Stuck on an issue?

Lightrun Answers was designed to reduce the constant googling that comes with debugging 3rd party libraries. It collects links to all the places you might be looking at while hunting down a tough bug.

And, if you’re still stuck at the end, we’re happy to hop on a call to see how we can help out.

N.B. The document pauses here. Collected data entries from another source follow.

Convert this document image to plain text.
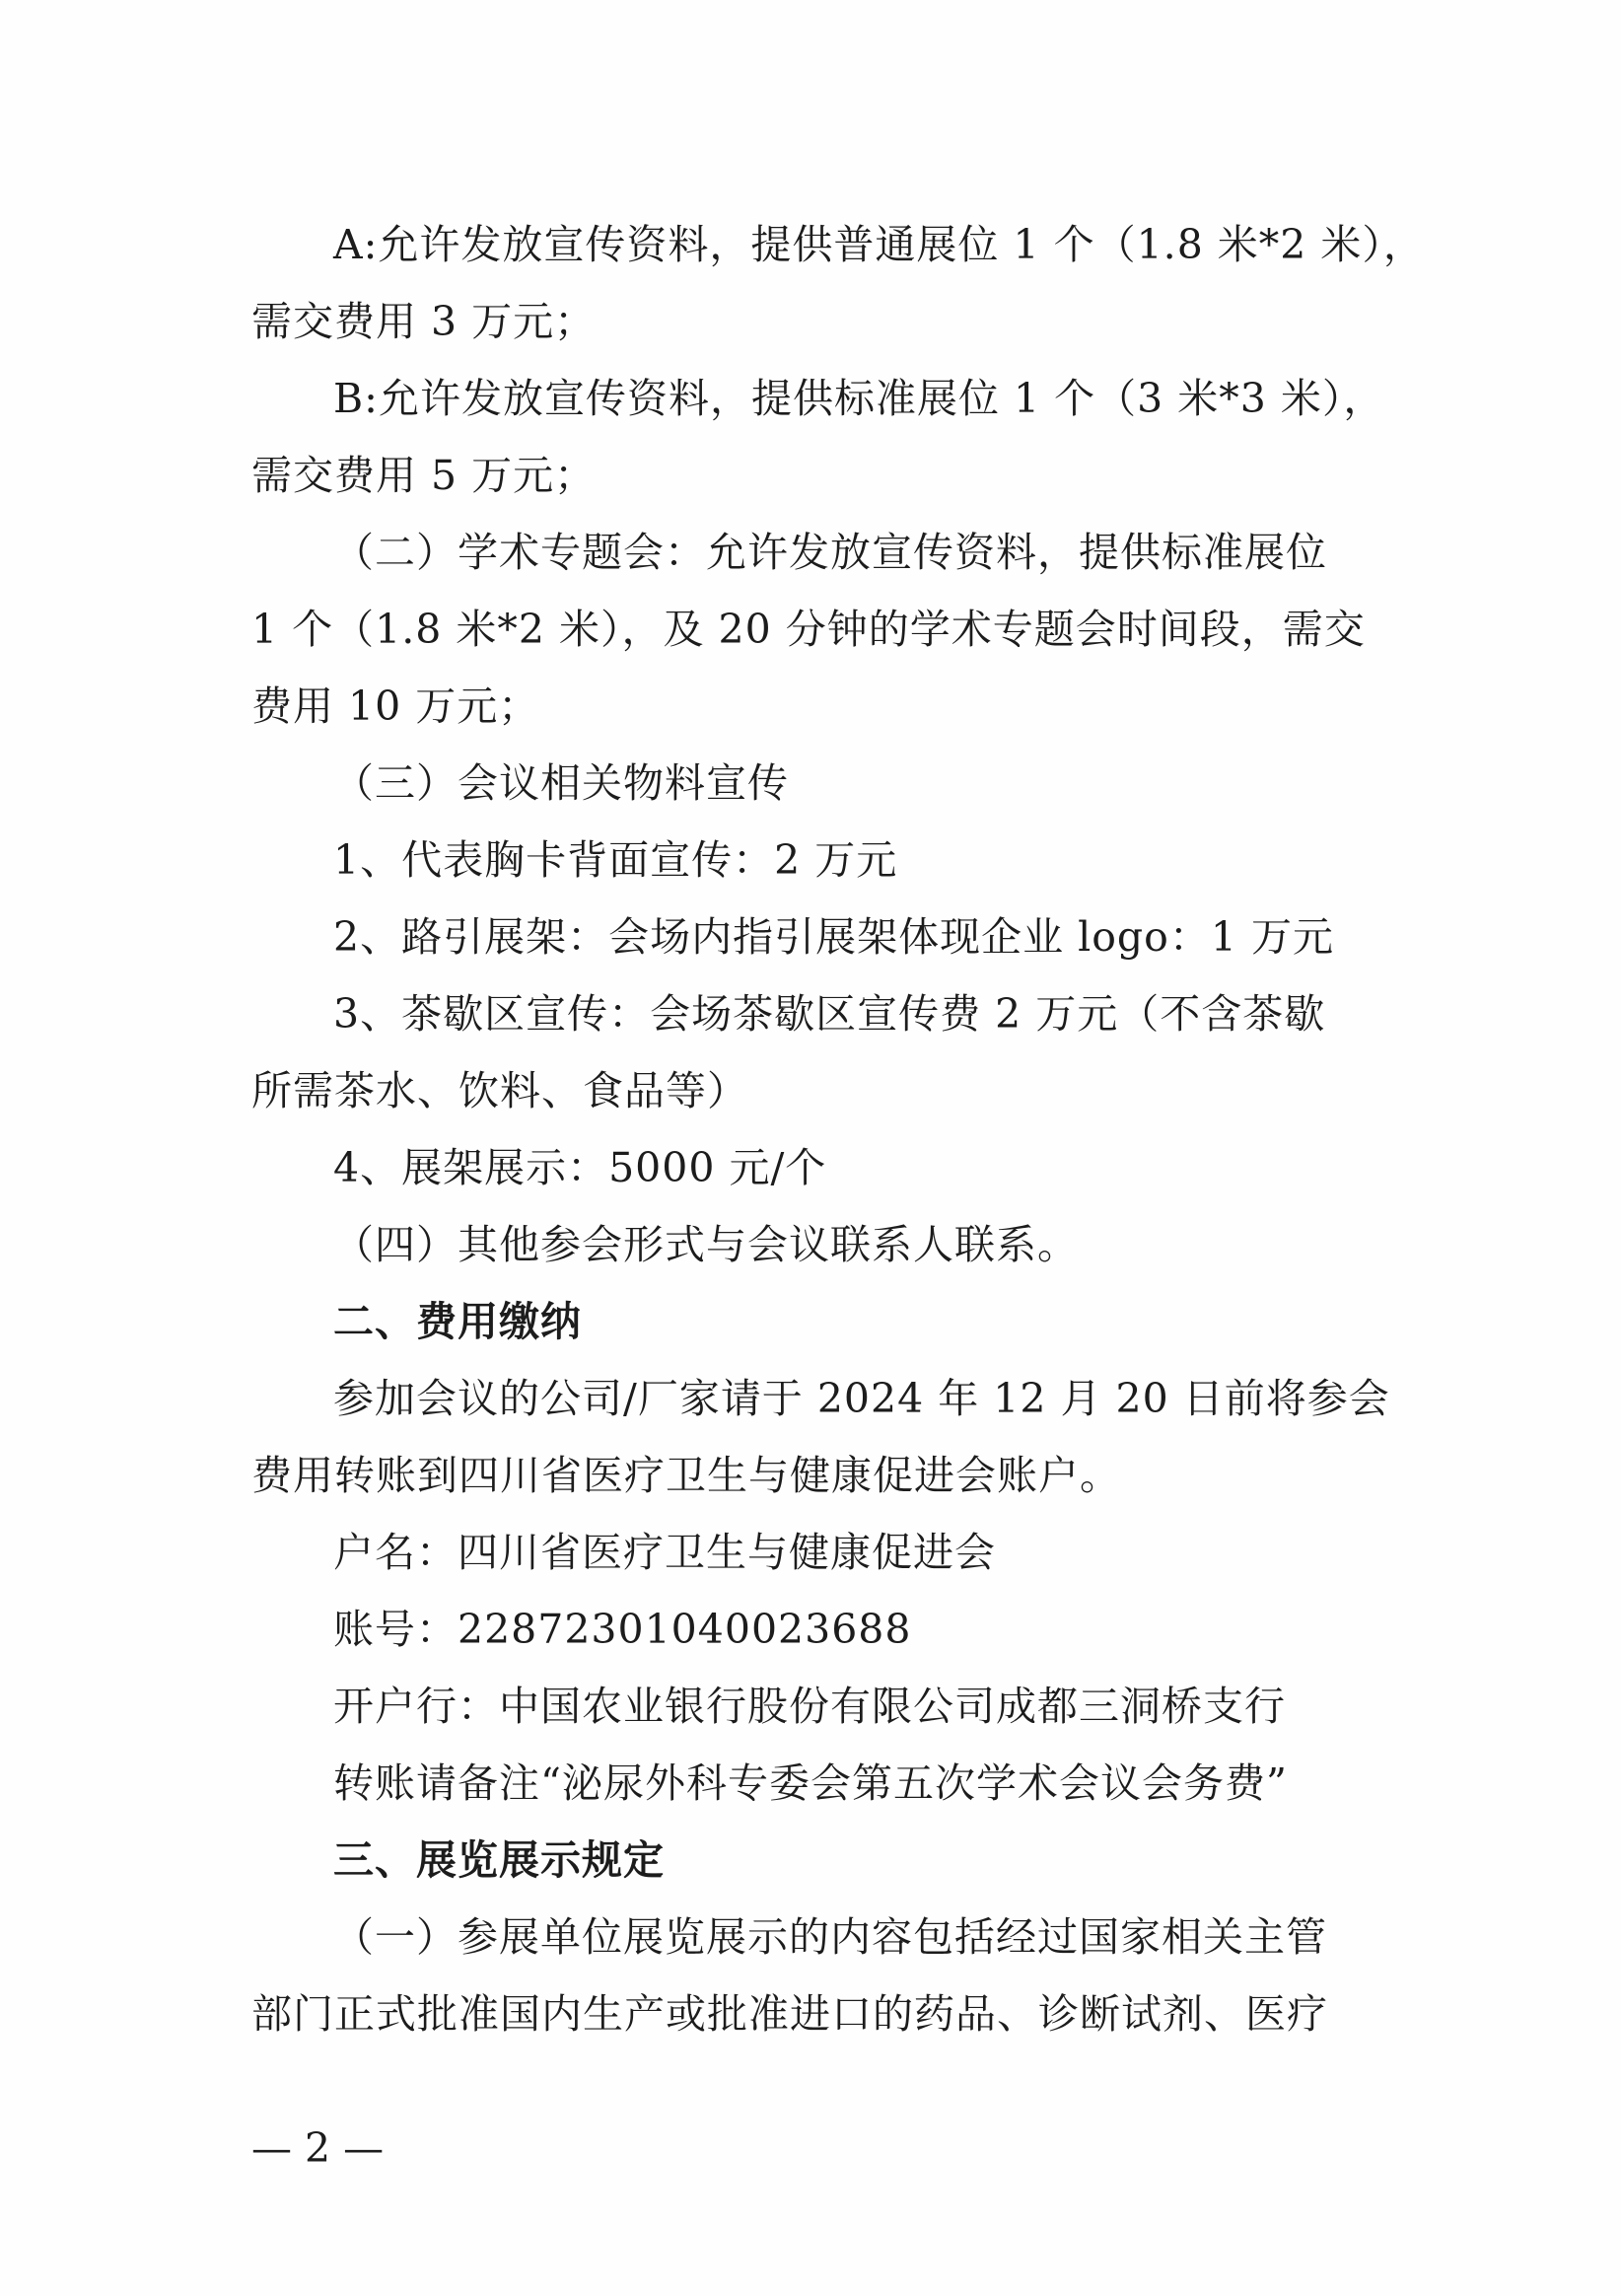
A:允许发放宣传资料，提供普通展位 1 个（1.8 米*2 米），
需交费用 3 万元；
B:允许发放宣传资料，提供标准展位 1 个（3 米*3 米），
需交费用 5 万元；
（二）学术专题会：允许发放宣传资料，提供标准展位
1 个（1.8 米*2 米），及 20 分钟的学术专题会时间段，需交
费用 10 万元；
（三）会议相关物料宣传
1、代表胸卡背面宣传：2 万元
2、路引展架：会场内指引展架体现企业 logo：1 万元
3、茶歇区宣传：会场茶歇区宣传费 2 万元（不含茶歇
所需茶水、饮料、食品等）
4、展架展示：5000 元/个
（四）其他参会形式与会议联系人联系。
二、费用缴纳
参加会议的公司/厂家请于 2024 年 12 月 20 日前将参会
费用转账到四川省医疗卫生与健康促进会账户。
户名：四川省医疗卫生与健康促进会
账号：22872301040023688
开户行：中国农业银行股份有限公司成都三洞桥支行
转账请备注“泌尿外科专委会第五次学术会议会务费”
三、展览展示规定
（一）参展单位展览展示的内容包括经过国家相关主管
部门正式批准国内生产或批准进口的药品、诊断试剂、医疗
— 2 —
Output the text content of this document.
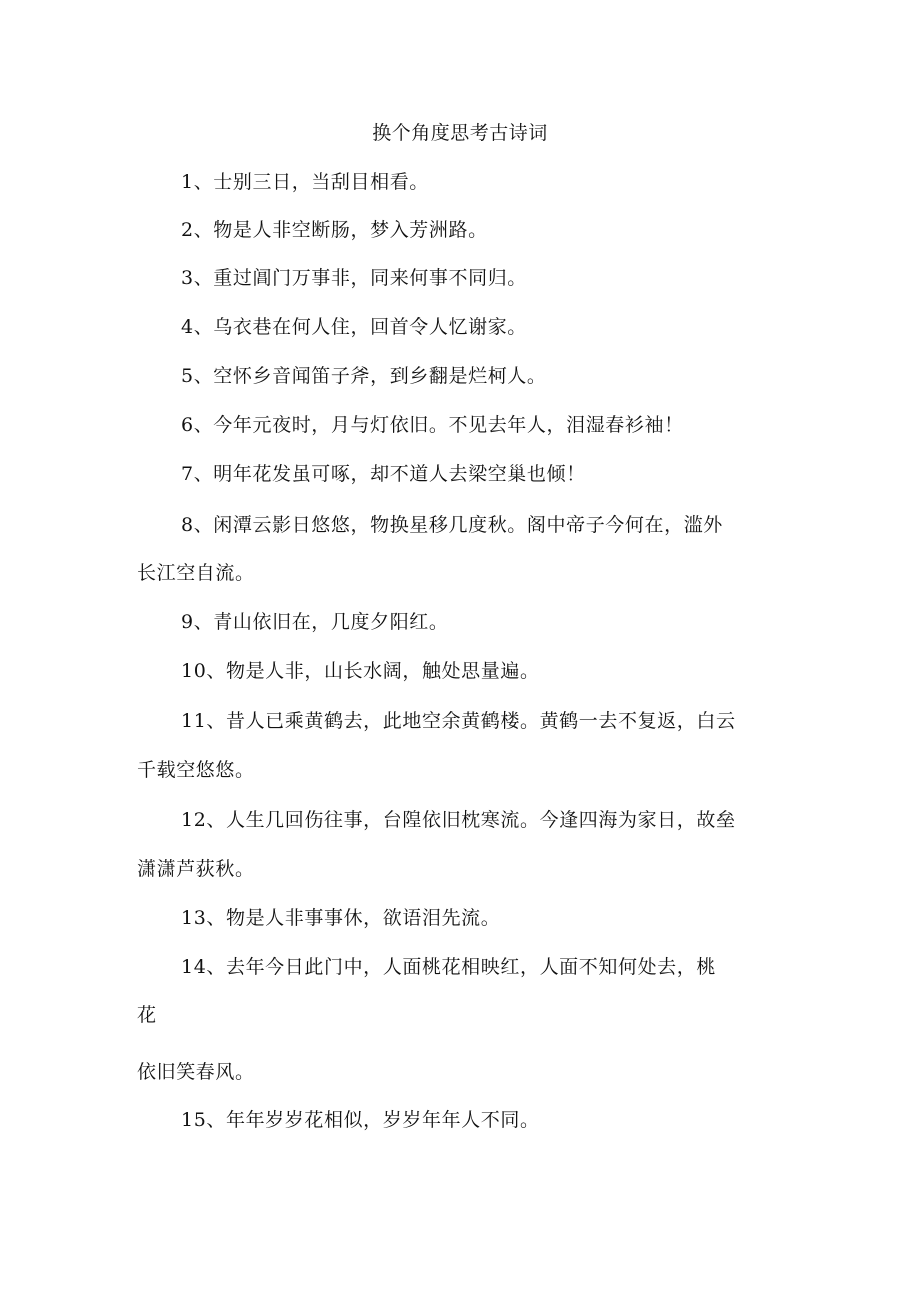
换个角度思考古诗词
1、士别三日，当刮目相看。
2、物是人非空断肠，梦入芳洲路。
3、重过阊门万事非，同来何事不同归。
4、乌衣巷在何人住，回首令人忆谢家。
5、空怀乡音闻笛子斧，到乡翻是烂柯人。
6、今年元夜时，月与灯依旧。不见去年人，泪湿春衫袖！
7、明年花发虽可啄，却不道人去梁空巢也倾！
8、闲潭云影日悠悠，物换星移几度秋。阁中帝子今何在，滥外
长江空自流。
9、青山依旧在，几度夕阳红。
10、物是人非，山长水阔，触处思量遍。
11、昔人已乘黄鹤去，此地空余黄鹤楼。黄鹤一去不复返，白云
千载空悠悠。
12、人生几回伤往事，台隍依旧枕寒流。今逢四海为家日，故垒
潇潇芦荻秋。
13、物是人非事事休，欲语泪先流。
14、去年今日此门中，人面桃花相映红，人面不知何处去，桃
花
依旧笑春风。
15、年年岁岁花相似，岁岁年年人不同。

Odd (incorrect) behavior with normalized_mutual_info_score

See original GitHub issue

If the length of a mostly zero input with a single non-zero value is too long, it looks like metrics.normalized_mutual_info_score gives a non-sensical output. For the input below, oddly, reducing the length by 1, reverts back to the expected output.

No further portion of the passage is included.